Forget oil, Saudi Arabia to create world’s largest solar power project

“If Saudi Arabia has all that oil, why invest in solar energy?” The question sounds reasonable until you consider the Kingdom of Saudi Arabia (KSA) economy’s petrol dependence. Reliance on oil’s unstable demand and fickle pricing hinder any country, especially a nation intent on transforming into a diversified economy and global investment hub.

Consistent with Saudi Crown Prince Mohammed bin Salman’s far-reaching Vision 2030 plan, the prince and Softbank CEO Masayoshi Son announced a major agreement this week, according to the Washington Post.

Softbank signed a memo of understanding (MOU) with Saudi Arabia to create the world’s largest solar power project. The 200-gigawatt project would build in stages with completion by 2030.

For perspective on the size of the announced solar energy undertaking, 200-GW is four times the current U.S. solar energy capacity, the Washington Post reports. Global capacity in 2016 totaled just 303-gigawatts.

The project entails building solar panels and funding battery technology to store the massive amounts of generated electrical power. The project may also involve exporting panels or energy.

If completed, the 200-GW plan would fill 95% of the country’s internal electrical demand, energy analysis firm Wood Mackenzie’s Benjamin Attia told the Washington Post.

Softbank’s investment strategy focuses on long-term investment in information-based technology partners. “Long-term” in CEO Son’s view translates to 300 years, a head-shaking concept for investors who think no further than the next wave of quarter-year reports.

Softbank’s long-haul perspective is a good match for Saudi Arabia. The prince and his father King Salman bin Abdul Aziz Al Saud announced Vision 2030 in 2016. The plan is to make the country the heart of the Arab and Islamic worlds, an investment powerhouse, and the hub connecting three continents.

Son gave props to Vision 2030 at the project announcement. “The Kingdom has great sunshine, great size of available land and great engineers, great neighbors,” Son continued, “but most importantly, the best and greatest vision.”

A memo of understanding is not the same as a solid contract, but a statement of intent. The agreement’s relatively short timeline (“short,” considering the partners to the MOU think in terms of centuries) may move the progress to contracts quickly.
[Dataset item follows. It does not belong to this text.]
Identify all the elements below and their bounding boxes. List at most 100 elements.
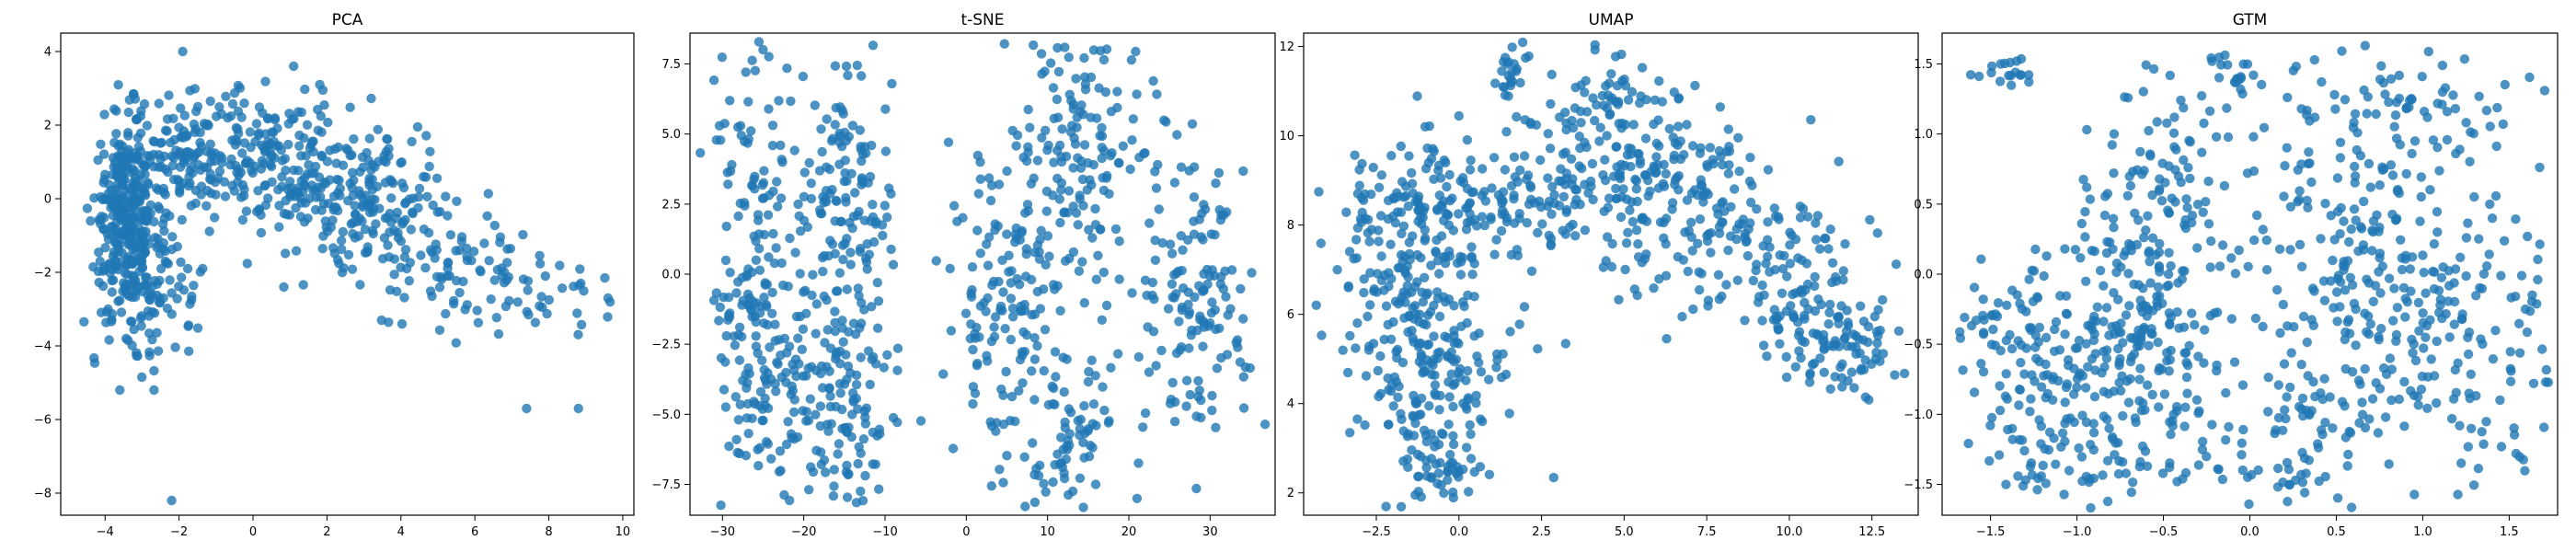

KSA’s plans, as presented in Vision 2030, include solar and wind-powered “energy grids storing power for generations.” The plan is most dramatically captured in the vision for NEOM, a vast project planned in KSA with almost 300 miles of coastline on the Red Sea. According to the NEOM vision statement, it will be “an independent economic zone with its own laws, taxes, and regulations” and “a global hub for trade, innovation, and knowledge.”